The lighthearted communication is aimed at Hall’s track and football athletes, students in his gym class and adults who have been forced out of work or into telework. He’s used humor to lighten the mood, claiming in his cooking video that stirring the mac and cheese is good for the deltoid and triceps muscles.
Hall has recorded a video daily with help from his wife, Emily.
“My wife and I have got to be careful because we don’t know if we can one-up the last one,” Hall said with a laugh. “It’s getting challenging … People are stressed and we just want to have a calming effect and make them laugh.”
When the pandemic closed schools--and, by extension, weight rooms--Hatfield consulted with trainers to craft a workout plan that didn’t require access to equipment. His daily video challenges are intended as a supplement; on upper-body day, for example, the Cyclones were asked to churn out as many push-ups as possible in a two-minute stretch.
“We put the first one out there and I wasn’t sure what kind of response we’d get,” Hatfield said. “The videos started slowly coming in, and then they started coming in at a pretty regular pace.”
And not just from Eastern View’s players. In another memorable entry, Cyclones junior D’Artagnan Sherbeyn shouldered his sister Faith, who probably wasn’t thrilled their mother captioned the video “151 lb squat.” Faith, an Eastern View cheerleader, promptly returned the favor by squatting her sibling.
“What’s been cool is we’ve had sisters and moms get involved,” Hatfield said. “I’ve been happy with the way it’s kept us connected.”

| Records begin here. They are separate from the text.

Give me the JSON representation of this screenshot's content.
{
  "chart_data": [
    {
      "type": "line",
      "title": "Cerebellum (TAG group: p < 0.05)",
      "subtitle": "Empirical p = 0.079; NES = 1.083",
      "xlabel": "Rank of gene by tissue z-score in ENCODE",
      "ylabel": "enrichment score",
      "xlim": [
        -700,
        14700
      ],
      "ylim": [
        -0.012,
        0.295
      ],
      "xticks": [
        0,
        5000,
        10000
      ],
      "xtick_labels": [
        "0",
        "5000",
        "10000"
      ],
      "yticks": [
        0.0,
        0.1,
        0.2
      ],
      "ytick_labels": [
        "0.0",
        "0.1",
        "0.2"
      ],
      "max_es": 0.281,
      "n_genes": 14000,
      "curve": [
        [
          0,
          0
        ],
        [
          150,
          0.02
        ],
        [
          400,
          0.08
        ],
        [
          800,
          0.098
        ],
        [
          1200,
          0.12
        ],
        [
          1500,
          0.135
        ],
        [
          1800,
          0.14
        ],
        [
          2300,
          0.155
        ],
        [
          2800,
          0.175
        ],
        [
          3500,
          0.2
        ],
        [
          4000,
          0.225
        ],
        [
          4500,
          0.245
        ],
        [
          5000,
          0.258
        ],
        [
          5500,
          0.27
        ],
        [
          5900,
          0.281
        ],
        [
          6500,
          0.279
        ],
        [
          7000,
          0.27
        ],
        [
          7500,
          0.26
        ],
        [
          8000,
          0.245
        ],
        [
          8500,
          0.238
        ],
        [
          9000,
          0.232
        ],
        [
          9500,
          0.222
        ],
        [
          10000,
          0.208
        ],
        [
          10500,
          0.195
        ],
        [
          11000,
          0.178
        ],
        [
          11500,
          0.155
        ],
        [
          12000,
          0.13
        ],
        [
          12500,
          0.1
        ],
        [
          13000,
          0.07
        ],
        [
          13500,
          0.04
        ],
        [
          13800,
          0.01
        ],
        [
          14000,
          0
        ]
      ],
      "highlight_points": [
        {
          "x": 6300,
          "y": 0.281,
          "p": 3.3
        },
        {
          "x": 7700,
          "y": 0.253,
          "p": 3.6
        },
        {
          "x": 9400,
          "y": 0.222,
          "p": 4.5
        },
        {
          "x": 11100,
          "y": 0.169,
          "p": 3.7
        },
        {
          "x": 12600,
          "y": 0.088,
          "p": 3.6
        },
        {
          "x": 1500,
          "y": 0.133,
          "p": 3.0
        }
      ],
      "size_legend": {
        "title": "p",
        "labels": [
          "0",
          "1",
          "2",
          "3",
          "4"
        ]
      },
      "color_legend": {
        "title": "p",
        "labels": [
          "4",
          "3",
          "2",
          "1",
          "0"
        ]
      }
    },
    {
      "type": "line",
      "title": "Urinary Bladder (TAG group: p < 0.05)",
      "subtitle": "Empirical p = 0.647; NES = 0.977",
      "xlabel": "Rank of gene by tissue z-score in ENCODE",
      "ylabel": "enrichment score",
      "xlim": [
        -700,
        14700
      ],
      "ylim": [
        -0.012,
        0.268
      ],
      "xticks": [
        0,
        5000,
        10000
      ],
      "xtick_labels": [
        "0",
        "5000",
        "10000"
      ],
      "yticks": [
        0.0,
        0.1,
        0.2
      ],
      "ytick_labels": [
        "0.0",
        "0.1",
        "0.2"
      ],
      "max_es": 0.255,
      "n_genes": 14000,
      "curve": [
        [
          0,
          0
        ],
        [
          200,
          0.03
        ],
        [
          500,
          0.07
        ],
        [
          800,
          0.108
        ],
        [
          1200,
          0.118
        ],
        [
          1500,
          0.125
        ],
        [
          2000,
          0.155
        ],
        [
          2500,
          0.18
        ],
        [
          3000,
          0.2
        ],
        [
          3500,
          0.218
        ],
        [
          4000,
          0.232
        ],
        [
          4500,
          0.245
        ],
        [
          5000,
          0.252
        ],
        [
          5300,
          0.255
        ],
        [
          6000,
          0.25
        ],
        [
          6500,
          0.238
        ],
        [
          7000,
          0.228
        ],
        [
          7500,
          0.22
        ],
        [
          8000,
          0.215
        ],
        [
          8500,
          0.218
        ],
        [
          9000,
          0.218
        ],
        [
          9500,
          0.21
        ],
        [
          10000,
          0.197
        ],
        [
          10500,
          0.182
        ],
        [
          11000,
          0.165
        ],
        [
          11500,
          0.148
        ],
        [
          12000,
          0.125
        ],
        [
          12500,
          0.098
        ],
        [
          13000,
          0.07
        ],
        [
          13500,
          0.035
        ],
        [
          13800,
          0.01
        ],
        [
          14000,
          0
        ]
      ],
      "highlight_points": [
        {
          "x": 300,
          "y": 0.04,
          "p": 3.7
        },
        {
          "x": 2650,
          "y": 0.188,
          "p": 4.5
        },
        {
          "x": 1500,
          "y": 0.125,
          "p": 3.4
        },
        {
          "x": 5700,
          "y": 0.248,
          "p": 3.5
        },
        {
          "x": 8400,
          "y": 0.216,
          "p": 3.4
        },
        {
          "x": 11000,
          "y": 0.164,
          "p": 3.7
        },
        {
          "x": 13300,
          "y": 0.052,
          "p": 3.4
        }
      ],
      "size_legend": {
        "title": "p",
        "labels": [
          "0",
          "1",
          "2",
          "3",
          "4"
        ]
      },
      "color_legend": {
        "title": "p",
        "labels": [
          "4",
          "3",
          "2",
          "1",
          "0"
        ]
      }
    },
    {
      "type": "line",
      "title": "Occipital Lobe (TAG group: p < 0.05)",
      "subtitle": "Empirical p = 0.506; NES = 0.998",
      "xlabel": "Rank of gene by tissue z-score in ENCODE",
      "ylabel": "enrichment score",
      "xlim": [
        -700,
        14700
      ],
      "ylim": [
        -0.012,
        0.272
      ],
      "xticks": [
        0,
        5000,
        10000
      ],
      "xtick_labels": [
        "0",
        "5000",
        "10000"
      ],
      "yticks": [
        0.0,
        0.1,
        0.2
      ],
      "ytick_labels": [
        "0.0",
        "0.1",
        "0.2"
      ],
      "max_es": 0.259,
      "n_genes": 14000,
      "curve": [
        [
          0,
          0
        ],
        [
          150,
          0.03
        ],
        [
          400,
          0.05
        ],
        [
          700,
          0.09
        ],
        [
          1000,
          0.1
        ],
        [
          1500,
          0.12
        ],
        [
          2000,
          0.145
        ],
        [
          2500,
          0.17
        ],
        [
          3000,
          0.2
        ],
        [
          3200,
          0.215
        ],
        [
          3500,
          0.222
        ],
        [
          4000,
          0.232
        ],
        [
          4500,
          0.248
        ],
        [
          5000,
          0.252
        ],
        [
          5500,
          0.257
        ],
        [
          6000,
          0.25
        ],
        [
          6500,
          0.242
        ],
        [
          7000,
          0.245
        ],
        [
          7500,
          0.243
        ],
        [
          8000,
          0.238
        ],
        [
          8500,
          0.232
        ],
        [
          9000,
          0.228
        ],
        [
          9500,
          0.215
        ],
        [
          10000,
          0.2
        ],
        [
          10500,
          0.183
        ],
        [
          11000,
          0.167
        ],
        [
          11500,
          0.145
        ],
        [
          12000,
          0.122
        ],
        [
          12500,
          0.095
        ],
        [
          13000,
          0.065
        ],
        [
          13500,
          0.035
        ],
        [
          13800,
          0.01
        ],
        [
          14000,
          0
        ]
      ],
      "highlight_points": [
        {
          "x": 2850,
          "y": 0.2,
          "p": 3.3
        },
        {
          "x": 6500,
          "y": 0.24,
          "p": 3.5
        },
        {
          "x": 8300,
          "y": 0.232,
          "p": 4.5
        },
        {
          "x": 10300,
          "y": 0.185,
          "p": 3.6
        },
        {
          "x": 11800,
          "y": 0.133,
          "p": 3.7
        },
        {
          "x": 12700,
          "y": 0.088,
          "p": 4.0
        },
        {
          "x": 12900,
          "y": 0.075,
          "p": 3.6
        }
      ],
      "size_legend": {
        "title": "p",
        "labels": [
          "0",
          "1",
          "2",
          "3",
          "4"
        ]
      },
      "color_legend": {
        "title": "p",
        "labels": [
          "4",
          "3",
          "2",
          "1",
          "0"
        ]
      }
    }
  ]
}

At North Stafford, football coach Neil Sullivan has been using Screencast, online playbooks and other methods to reach his players. Screencast allows users to record video or PowerPoint presentations and add a voiceover. Sullivan then pushes the material out to Wolverine players and assistant coaches.
Sullivan said utilizing technology is essential even in non-quarantined times.
“If you’re not taking advantage of all the tools out there, you’re missing out,” Sullivan said. “There are online clinics where you can collaborate with coaches from all across the country. You’ve definitely got to take advantage of it.”
Massaponax football coach Eric Ludden noted that Spotsylvania County doesn’t allow educators to partake in Zoom, a popular remote conferencing service. Instead, Ludden and his staff have used Google Classroom to send out workout plans.
The Panthers have engaged in various challenges, including filling a backpack with heavy materials and walking up and down stairs. They’ve also filled half-gallon milk jugs with water and performed front raises, an upper-body exercise.
Ludden balances weightlifting instructions for those who have home gyms with body weight drills for those who don’t have that convenience.
“We definitely caution them to be by themselves,” Ludden said of abiding by the social distancing orders in place. “We’re just all trying to keep our spirits up, and, when we can connect electronically, that makes a difference.”